Libya - still too soon to celebrate?

This morning there is still fighting in Libya, people are still suffering and it would have been so much better if their revolution could have happened non-violently, but it does seem as though the worst may be over. On my father's birthday (he would have been 107 today) I want to celebrate a little with some of his writings about the country he loved, especially for its Classical past and its Mediterranean countryside. This is from his book, Green Mountain, published by Faber in 1963 and sadly long out of print.

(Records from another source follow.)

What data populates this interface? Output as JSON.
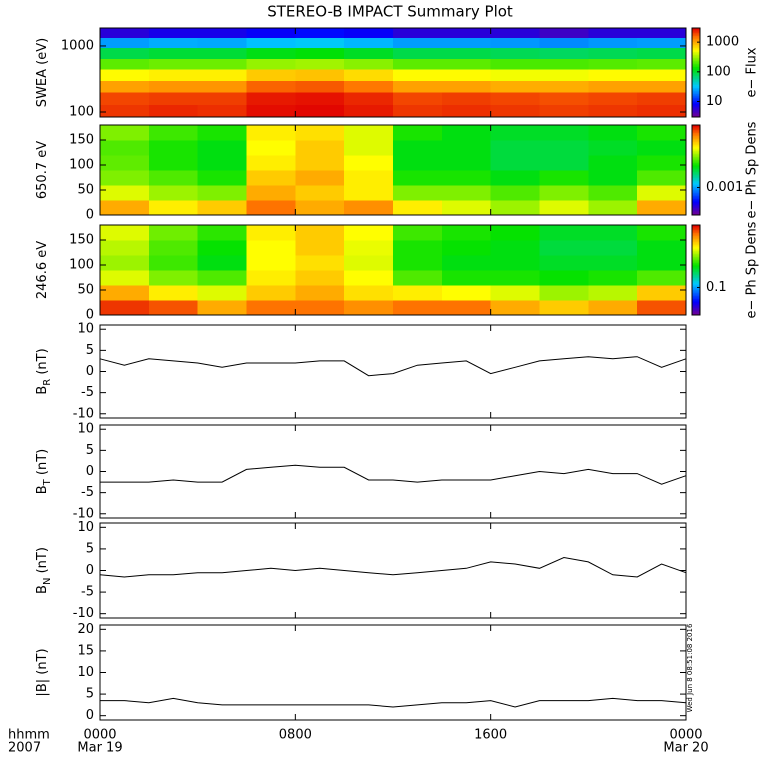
{
  "title": "STEREO-B IMPACT Summary Plot",
  "timestamp": "Wed Jun  8 08:51:08 2016",
  "x_axis": {
    "xlim": [
      0,
      24
    ],
    "xticks": [
      {
        "value": 0,
        "label": "0000"
      },
      {
        "value": 8,
        "label": "0800"
      },
      {
        "value": 16,
        "label": "1600"
      },
      {
        "value": 24,
        "label": "0000"
      }
    ],
    "date_labels": [
      {
        "value": 0,
        "label": "Mar 19"
      },
      {
        "value": 24,
        "label": "Mar 20"
      }
    ],
    "label_top": "hhmm",
    "label_bottom": "2007"
  },
  "chart_data": [
    {
      "type": "heatmap",
      "ylabel": "SWEA (eV)",
      "ylog": true,
      "ylim": [
        84,
        1870
      ],
      "yticks": [
        100,
        1000
      ],
      "colormap": "rainbow",
      "clabel": "e− Flux",
      "clim": [
        3,
        3000
      ],
      "cticks": [
        10,
        100,
        1000
      ],
      "x_edges": [
        0,
        2,
        4,
        6,
        8,
        10,
        12,
        14,
        16,
        18,
        20,
        22,
        24
      ],
      "y_edges": [
        84,
        130,
        200,
        300,
        450,
        650,
        950,
        1350,
        1870
      ],
      "z": [
        [
          2200,
          2400,
          2300,
          2800,
          2900,
          2600,
          2200,
          2300,
          2200,
          2100,
          2200,
          2300
        ],
        [
          2000,
          2100,
          2100,
          2600,
          2700,
          2400,
          2000,
          2100,
          2000,
          1900,
          2000,
          2100
        ],
        [
          1100,
          1200,
          1200,
          1700,
          1800,
          1500,
          1100,
          1100,
          1000,
          1000,
          1100,
          1100
        ],
        [
          550,
          600,
          600,
          800,
          850,
          700,
          550,
          550,
          500,
          500,
          550,
          550
        ],
        [
          220,
          240,
          240,
          300,
          320,
          280,
          220,
          220,
          200,
          200,
          210,
          220
        ],
        [
          90,
          100,
          100,
          120,
          130,
          110,
          90,
          90,
          85,
          80,
          85,
          90
        ],
        [
          25,
          28,
          27,
          32,
          35,
          30,
          25,
          25,
          24,
          22,
          24,
          25
        ],
        [
          6,
          7,
          7,
          8,
          9,
          8,
          6,
          6,
          6,
          5,
          6,
          6
        ]
      ]
    },
    {
      "type": "heatmap",
      "ylabel": "650.7 eV",
      "ylog": false,
      "ylim": [
        0,
        180
      ],
      "yticks": [
        0,
        50,
        100,
        150
      ],
      "colormap": "rainbow",
      "clabel": "e− Ph Sp Dens",
      "clim": [
        0.0004,
        0.008
      ],
      "cticks": [
        0.001
      ],
      "x_edges": [
        0,
        2,
        4,
        6,
        8,
        10,
        12,
        14,
        16,
        18,
        20,
        22,
        24
      ],
      "y_edges": [
        0,
        30,
        60,
        90,
        120,
        150,
        180
      ],
      "z": [
        [
          0.005,
          0.004,
          0.0045,
          0.006,
          0.005,
          0.0055,
          0.004,
          0.0035,
          0.003,
          0.0035,
          0.003,
          0.005
        ],
        [
          0.0035,
          0.003,
          0.0028,
          0.005,
          0.0045,
          0.004,
          0.0028,
          0.0028,
          0.0025,
          0.0028,
          0.0025,
          0.0035
        ],
        [
          0.0028,
          0.0025,
          0.0022,
          0.0045,
          0.005,
          0.004,
          0.0022,
          0.0022,
          0.002,
          0.0022,
          0.002,
          0.0025
        ],
        [
          0.0026,
          0.0022,
          0.002,
          0.004,
          0.0045,
          0.0038,
          0.002,
          0.002,
          0.0018,
          0.0018,
          0.002,
          0.0022
        ],
        [
          0.0025,
          0.0022,
          0.002,
          0.0038,
          0.0045,
          0.0035,
          0.002,
          0.002,
          0.0018,
          0.0018,
          0.0019,
          0.002
        ],
        [
          0.0028,
          0.0024,
          0.0022,
          0.004,
          0.0042,
          0.0035,
          0.0022,
          0.002,
          0.0019,
          0.0019,
          0.002,
          0.0022
        ]
      ]
    },
    {
      "type": "heatmap",
      "ylabel": "246.6 eV",
      "ylog": false,
      "ylim": [
        0,
        180
      ],
      "yticks": [
        0,
        50,
        100,
        150
      ],
      "colormap": "rainbow",
      "clabel": "e− Ph Sp Dens",
      "clim": [
        0.04,
        0.8
      ],
      "cticks": [
        0.1
      ],
      "x_edges": [
        0,
        2,
        4,
        6,
        8,
        10,
        12,
        14,
        16,
        18,
        20,
        22,
        24
      ],
      "y_edges": [
        0,
        30,
        60,
        90,
        120,
        150,
        180
      ],
      "z": [
        [
          0.7,
          0.65,
          0.5,
          0.6,
          0.6,
          0.55,
          0.6,
          0.6,
          0.5,
          0.45,
          0.5,
          0.65
        ],
        [
          0.5,
          0.4,
          0.35,
          0.45,
          0.5,
          0.42,
          0.4,
          0.38,
          0.35,
          0.3,
          0.32,
          0.45
        ],
        [
          0.35,
          0.28,
          0.25,
          0.4,
          0.45,
          0.38,
          0.25,
          0.22,
          0.22,
          0.21,
          0.22,
          0.25
        ],
        [
          0.3,
          0.24,
          0.2,
          0.38,
          0.42,
          0.35,
          0.22,
          0.2,
          0.2,
          0.19,
          0.19,
          0.2
        ],
        [
          0.32,
          0.25,
          0.21,
          0.38,
          0.45,
          0.36,
          0.22,
          0.21,
          0.2,
          0.18,
          0.18,
          0.2
        ],
        [
          0.35,
          0.27,
          0.23,
          0.4,
          0.45,
          0.38,
          0.24,
          0.22,
          0.21,
          0.19,
          0.19,
          0.22
        ]
      ]
    },
    {
      "type": "line",
      "ylabel": "B",
      "ylabel_sub": "R",
      "ylabel_unit": "(nT)",
      "ylim": [
        -11,
        11
      ],
      "yticks": [
        -10,
        -5,
        0,
        5,
        10
      ],
      "color": "#000000",
      "x": [
        0,
        1,
        2,
        3,
        4,
        5,
        6,
        7,
        8,
        9,
        10,
        11,
        12,
        13,
        14,
        15,
        16,
        17,
        18,
        19,
        20,
        21,
        22,
        23,
        24
      ],
      "values": [
        3,
        1.5,
        3,
        2.5,
        2,
        1,
        2,
        2,
        2,
        2.5,
        2.5,
        -1,
        -0.5,
        1.5,
        2,
        2.5,
        -0.5,
        1,
        2.5,
        3,
        3.5,
        3,
        3.5,
        1,
        3
      ]
    },
    {
      "type": "line",
      "ylabel": "B",
      "ylabel_sub": "T",
      "ylabel_unit": "(nT)",
      "ylim": [
        -11,
        11
      ],
      "yticks": [
        -10,
        -5,
        0,
        5,
        10
      ],
      "color": "#000000",
      "x": [
        0,
        1,
        2,
        3,
        4,
        5,
        6,
        7,
        8,
        9,
        10,
        11,
        12,
        13,
        14,
        15,
        16,
        17,
        18,
        19,
        20,
        21,
        22,
        23,
        24
      ],
      "values": [
        -2.5,
        -2.5,
        -2.5,
        -2,
        -2.5,
        -2.5,
        0.5,
        1,
        1.5,
        1,
        1,
        -2,
        -2,
        -2.5,
        -2,
        -2,
        -2,
        -1,
        0,
        -0.5,
        0.5,
        -0.5,
        -0.5,
        -3,
        -1
      ]
    },
    {
      "type": "line",
      "ylabel": "B",
      "ylabel_sub": "N",
      "ylabel_unit": "(nT)",
      "ylim": [
        -11,
        11
      ],
      "yticks": [
        -10,
        -5,
        0,
        5,
        10
      ],
      "color": "#000000",
      "x": [
        0,
        1,
        2,
        3,
        4,
        5,
        6,
        7,
        8,
        9,
        10,
        11,
        12,
        13,
        14,
        15,
        16,
        17,
        18,
        19,
        20,
        21,
        22,
        23,
        24
      ],
      "values": [
        -1,
        -1.5,
        -1,
        -1,
        -0.5,
        -0.5,
        0,
        0.5,
        0,
        0.5,
        0,
        -0.5,
        -1,
        -0.5,
        0,
        0.5,
        2,
        1.5,
        0.5,
        3,
        2,
        -1,
        -1.5,
        1.5,
        -0.5
      ]
    },
    {
      "type": "line",
      "ylabel": "|B| (nT)",
      "ylim": [
        -1,
        21
      ],
      "yticks": [
        0,
        5,
        10,
        15,
        20
      ],
      "color": "#000000",
      "x": [
        0,
        1,
        2,
        3,
        4,
        5,
        6,
        7,
        8,
        9,
        10,
        11,
        12,
        13,
        14,
        15,
        16,
        17,
        18,
        19,
        20,
        21,
        22,
        23,
        24
      ],
      "values": [
        3.5,
        3.5,
        3,
        4,
        3,
        2.5,
        2.5,
        2.5,
        2.5,
        2.5,
        2.5,
        2.5,
        2,
        2.5,
        3,
        3,
        3.5,
        2,
        3.5,
        3.5,
        3.5,
        4,
        3.5,
        3.5,
        3
      ]
    }
  ]
}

It's only since I've been living here in the Languedoc that I've realised quite how much the Libyan environment was imprinted in me during my childhood, when I find myself drawn to places that are like the 'green mountain' I remember, and a couple of years ago I wrote this:

Cyrenaican Way

The road threads through
gateways in flood-eroded rock
and a desert in miniature,
sand encircled by stone that blossoms
rosemary in unexpected crevissess
where roots take precarious hold,
to the turn where earth becomes deep red,
rock strata slanting on gravel
where only low succulents
can creep, it's as though
I'm in Libya again.

At home I leaf the pages back
to the Green Mountain,
my father's words filling in shadows
on the road to Apollonia, his favourite,
down to the aromatic plain
where he found his place, discovered
he was a Cyrenaic, a follower of Aristippus -
'something about the air and the soil'.

The width of a sea and years
away from that other Mediterranean shore,
on the hill above Neffiès I stop and bring
the asphodel into close-up. Strange to look down
on the starlike flowers I remember
as tall as I was, backdropped
by crumpled-tissue cistus petals
and the thyme plants I carry home,
sweet scent of pleasure. (TW, 2009)

I hope that the Libyan people will soon find the sweet scent of pleasure once more.